Camouflage nets of this type serve for the camouflaging of buildings and of fixed and mobile military equipment, such as, for example, motor vehicles, tanks and the like. Camouflage nets of this type are intended to make it possible to camouflage against infrared cameras or thermal-image detectors and against radar contacts. The camouflaging is therefore to be afforded in the infrared, thermal-image, millimeter and centimeter radar radiation range.
The generic camouflage net consists of a polyester knitted fabric with a hole structure, the holes having a diameter or a width and/or height of approximately 2 to 3 mm, and the mutual spacing of the holes ranging approximately within the same order of magnitude. Metal fibers are also worked into the knitted fabric, and the knitted fabric is provided on both sides with a polymer layer which contains approximately 30 to 40% by weight of absorber pigments active in a range of 10 to 100 Ghz.
The generic camouflage net constitutes an advantageous, multi-spectrally active, flame-retarding camouflage net which affords protection in the visual and near IR range. Furthermore, the generic camouflage net has good damping values over a broad spectrum of the microwave range and has low emission in the thermal-image range.
Moreover, the camouflage net offers good mechanical strength and flexibility over a wide temperature range.
In comparison with other camouflage nets known from the prior art, for example from DE 38 10 121 A1 and DE 31 17 245 A1, the camouflage net known from the publication forming the preamble has improved camouflaging properties.
In all the camouflage nets known from practice, there is a problem, when they are used in desert regions, that the camouflage nets, which are based on the principle of convection, are too cold by day and too warm at night when used in the desert. The sand, rocks and vegetation heat up to an extreme extent in the desert throughout the day due to the sun. The region which is covered by the camouflage nets is shaded by the camouflage nets and thus becomes colder since the covered ground surface cannot heat up to the same extent. A signature which differs from the surroundings therefore appears in the thermal infrared range.

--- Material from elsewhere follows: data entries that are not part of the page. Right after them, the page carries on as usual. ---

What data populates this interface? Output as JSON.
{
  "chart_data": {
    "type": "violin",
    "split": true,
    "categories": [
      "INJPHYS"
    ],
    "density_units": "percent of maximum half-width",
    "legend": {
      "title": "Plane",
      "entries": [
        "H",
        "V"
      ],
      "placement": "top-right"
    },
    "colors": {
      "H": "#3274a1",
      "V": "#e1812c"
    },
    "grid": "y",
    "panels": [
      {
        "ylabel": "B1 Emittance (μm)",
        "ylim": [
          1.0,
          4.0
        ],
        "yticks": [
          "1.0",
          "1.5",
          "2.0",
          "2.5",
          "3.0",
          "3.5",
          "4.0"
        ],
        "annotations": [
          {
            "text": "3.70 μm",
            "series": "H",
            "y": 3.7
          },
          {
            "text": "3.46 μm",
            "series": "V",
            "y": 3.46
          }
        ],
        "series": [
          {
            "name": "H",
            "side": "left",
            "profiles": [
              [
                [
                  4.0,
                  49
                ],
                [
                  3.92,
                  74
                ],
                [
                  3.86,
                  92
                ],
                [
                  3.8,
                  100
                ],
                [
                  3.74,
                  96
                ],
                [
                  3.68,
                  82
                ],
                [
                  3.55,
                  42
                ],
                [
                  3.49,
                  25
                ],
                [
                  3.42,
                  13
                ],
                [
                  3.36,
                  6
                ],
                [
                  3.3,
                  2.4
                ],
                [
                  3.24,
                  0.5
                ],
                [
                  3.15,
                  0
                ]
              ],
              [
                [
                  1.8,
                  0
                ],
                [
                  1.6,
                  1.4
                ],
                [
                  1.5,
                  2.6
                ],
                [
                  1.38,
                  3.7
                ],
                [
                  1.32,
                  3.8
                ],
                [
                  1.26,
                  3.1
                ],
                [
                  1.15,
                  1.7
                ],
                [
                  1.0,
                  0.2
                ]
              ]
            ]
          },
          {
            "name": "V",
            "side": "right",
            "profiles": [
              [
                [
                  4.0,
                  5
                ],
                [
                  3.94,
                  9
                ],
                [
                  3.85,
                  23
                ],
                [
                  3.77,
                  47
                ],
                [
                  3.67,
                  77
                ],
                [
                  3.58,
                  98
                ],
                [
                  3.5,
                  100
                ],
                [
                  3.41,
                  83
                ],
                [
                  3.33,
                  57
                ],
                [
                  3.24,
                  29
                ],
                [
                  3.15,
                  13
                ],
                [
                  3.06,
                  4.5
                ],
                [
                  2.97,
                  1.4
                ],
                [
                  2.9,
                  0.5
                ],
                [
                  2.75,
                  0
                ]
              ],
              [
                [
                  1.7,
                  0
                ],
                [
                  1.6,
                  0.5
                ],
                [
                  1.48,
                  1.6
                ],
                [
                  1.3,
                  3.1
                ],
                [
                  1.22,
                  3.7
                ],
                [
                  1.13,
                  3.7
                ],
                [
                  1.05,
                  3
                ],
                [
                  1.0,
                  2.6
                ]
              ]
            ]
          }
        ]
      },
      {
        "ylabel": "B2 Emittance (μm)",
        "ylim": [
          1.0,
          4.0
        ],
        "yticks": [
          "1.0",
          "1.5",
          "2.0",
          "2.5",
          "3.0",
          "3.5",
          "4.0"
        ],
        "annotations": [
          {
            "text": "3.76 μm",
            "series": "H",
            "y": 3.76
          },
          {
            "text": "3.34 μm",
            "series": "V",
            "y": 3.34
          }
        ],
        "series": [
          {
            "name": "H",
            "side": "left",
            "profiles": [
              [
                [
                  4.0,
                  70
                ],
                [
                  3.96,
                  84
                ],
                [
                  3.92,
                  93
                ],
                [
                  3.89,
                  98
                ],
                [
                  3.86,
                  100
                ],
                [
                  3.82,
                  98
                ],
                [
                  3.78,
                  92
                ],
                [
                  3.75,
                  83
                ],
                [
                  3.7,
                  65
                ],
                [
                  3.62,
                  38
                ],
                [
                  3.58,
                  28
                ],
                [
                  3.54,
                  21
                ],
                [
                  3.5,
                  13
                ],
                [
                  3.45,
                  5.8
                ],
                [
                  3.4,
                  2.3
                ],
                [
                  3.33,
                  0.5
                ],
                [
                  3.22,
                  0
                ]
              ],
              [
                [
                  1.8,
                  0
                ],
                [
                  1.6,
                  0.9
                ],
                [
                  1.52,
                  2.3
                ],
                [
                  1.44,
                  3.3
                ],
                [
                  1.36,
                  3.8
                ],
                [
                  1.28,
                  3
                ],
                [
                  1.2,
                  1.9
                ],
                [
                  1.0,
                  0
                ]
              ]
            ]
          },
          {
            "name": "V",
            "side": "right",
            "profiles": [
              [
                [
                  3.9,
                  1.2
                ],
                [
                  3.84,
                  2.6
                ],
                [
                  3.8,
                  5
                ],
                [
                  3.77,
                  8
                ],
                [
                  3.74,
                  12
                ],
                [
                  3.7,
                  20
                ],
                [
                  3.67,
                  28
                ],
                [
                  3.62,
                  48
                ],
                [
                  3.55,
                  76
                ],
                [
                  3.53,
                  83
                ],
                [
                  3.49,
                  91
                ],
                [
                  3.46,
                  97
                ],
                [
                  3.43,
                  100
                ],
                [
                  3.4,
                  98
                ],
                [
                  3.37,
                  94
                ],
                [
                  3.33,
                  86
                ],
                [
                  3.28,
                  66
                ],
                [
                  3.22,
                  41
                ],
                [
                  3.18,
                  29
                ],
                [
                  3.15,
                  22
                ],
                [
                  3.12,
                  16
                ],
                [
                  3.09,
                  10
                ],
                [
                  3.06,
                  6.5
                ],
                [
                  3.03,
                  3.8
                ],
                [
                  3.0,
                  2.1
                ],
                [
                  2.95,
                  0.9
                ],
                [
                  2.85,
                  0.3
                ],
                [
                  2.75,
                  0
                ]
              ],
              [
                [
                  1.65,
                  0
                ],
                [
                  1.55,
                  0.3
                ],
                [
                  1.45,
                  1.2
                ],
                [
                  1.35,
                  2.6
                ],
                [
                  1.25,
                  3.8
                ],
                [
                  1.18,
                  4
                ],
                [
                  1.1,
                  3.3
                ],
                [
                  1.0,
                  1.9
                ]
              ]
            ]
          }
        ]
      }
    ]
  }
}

The situation at night with regard to the signature which is different in the thermal infrared range is not as extreme as during the day, but, here too, improvement or optimization is necessary.
There has hitherto been no practicable possibility known from the publications mentioned and from practice which makes it possible to match the temperature of the net or of the camouflaged region in desert areas. A further problem, in this case, is that the various desert areas make it necessary for the camouflage nets to meet different requirements with regard to a matching of the temperature.